ASEAN

Riders deliver green chiretta and essentials to home quarantine patients

HEALTH authorities in Bangkok have set up of team of 60 riders on motorcycles to deliver capsules of green chiretta and other essentials to Covid-19 patients in home isolation.

This comes as some 100,000 Covid-19 patients have been placed in home isolation in the capital area alone.

The city's Department of Disease Control said the team of "super riders" have started delivering home isolation kits that contain paracetamol, green chireta herbal capsules, a digital thermometer, a fingertip pulse oximeter, hand sanitiser and surgical masks.

These home isolation kits had already been delivered to more than 100 patients in Bangkok and more would follow.

The Bangkok Post reports department director-general Dr Opas Karnkawinpong saying they have also started taking urgent measures to prevent the spread of Covid-19 across the country, as the number of infections reached record highs in Thailand.

The department is now actively searching for infected people and their close contacts, to bring them into the medical treatment system and reduce the spread of the disease.

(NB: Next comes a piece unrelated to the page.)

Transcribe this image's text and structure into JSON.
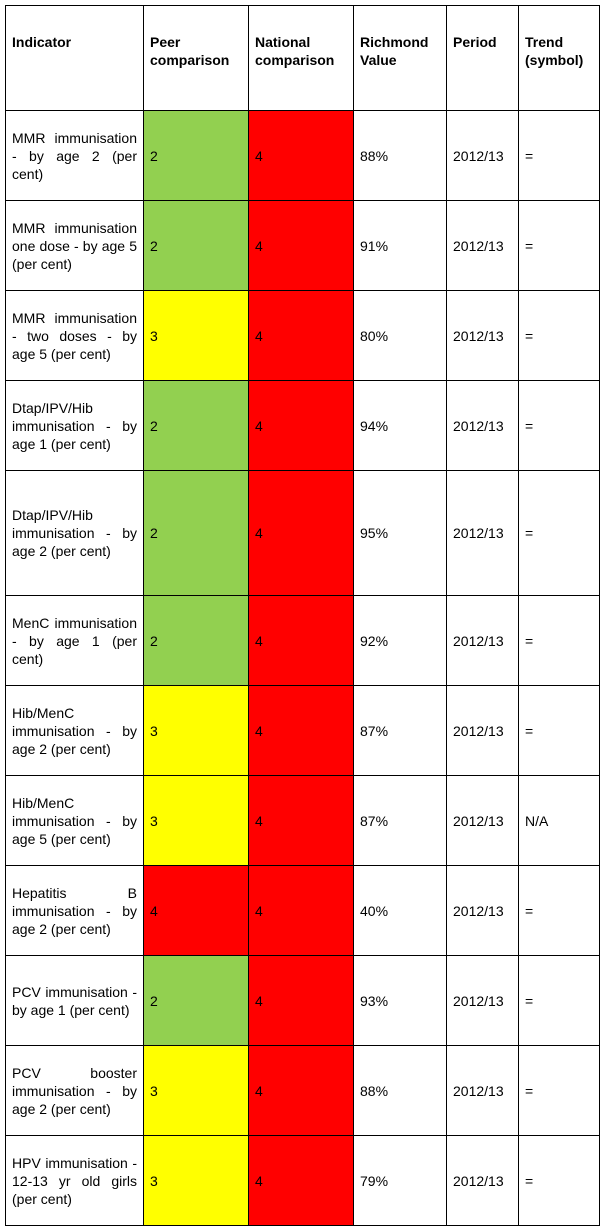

Dr Opas said the department was working closely with the Bangkok Metropolitan Administration while disease control offices in other regions have been told to coordinate with provincial public health offices and other agencies in curbing the epidemic.

Screening points have been set up in Bangkok at Thupatemi Sports Stadium, Rajamangala National Stadium and the Royal Thai Army Club, where high-risk people can be tested for Covid-19.

About 4,000 people are being tested daily at each venue.

Those who are asymptomatic or showed mild symptoms are placed in home isolation for 14 days.

The nearly 100,000 Covid-19 patients were placed in home isolation as medical facilities across the country are overwhelmed.

Centre for Covid-19 Situation Administration (CCSA) assistant spokeswoman Dr Apisamai Srirangson said 232 centres have been set up to look after patients in home isolation in the capital.

"All sectors are working hard to ensure people are looked after safely and quickly," Dr Apisamai said.

The disease control department had also arranged 12 to 15 comprehensive Covid-19 response teams to work with the BMTA and other agencies to find high-risk people living in communities in 50 districts of Bangkok.

Each team had Covid-19 antigen kits and could test 1,000 people a day.

They also administered Covid-19 vaccine shots to vulnerable people, such as bed-ridden patients, Dr Opas said.

Bangkok remains the hardest hit region with more than 4,000 cases reported on Thursday.

Meanwhile, Thailand reported record highs of 191 more Covid-19 fatalities and 21,379 new cases over the past 24 hours on Friday morning.

The Public Health Ministry said that since April 1, around when the third wave of Covid-19 began, there have been 685,821 Covid-19 cases and 5,760 deaths.

Since the pandemic started early last year, there have been 714,684 Covid-19 cases and 5,854 deaths.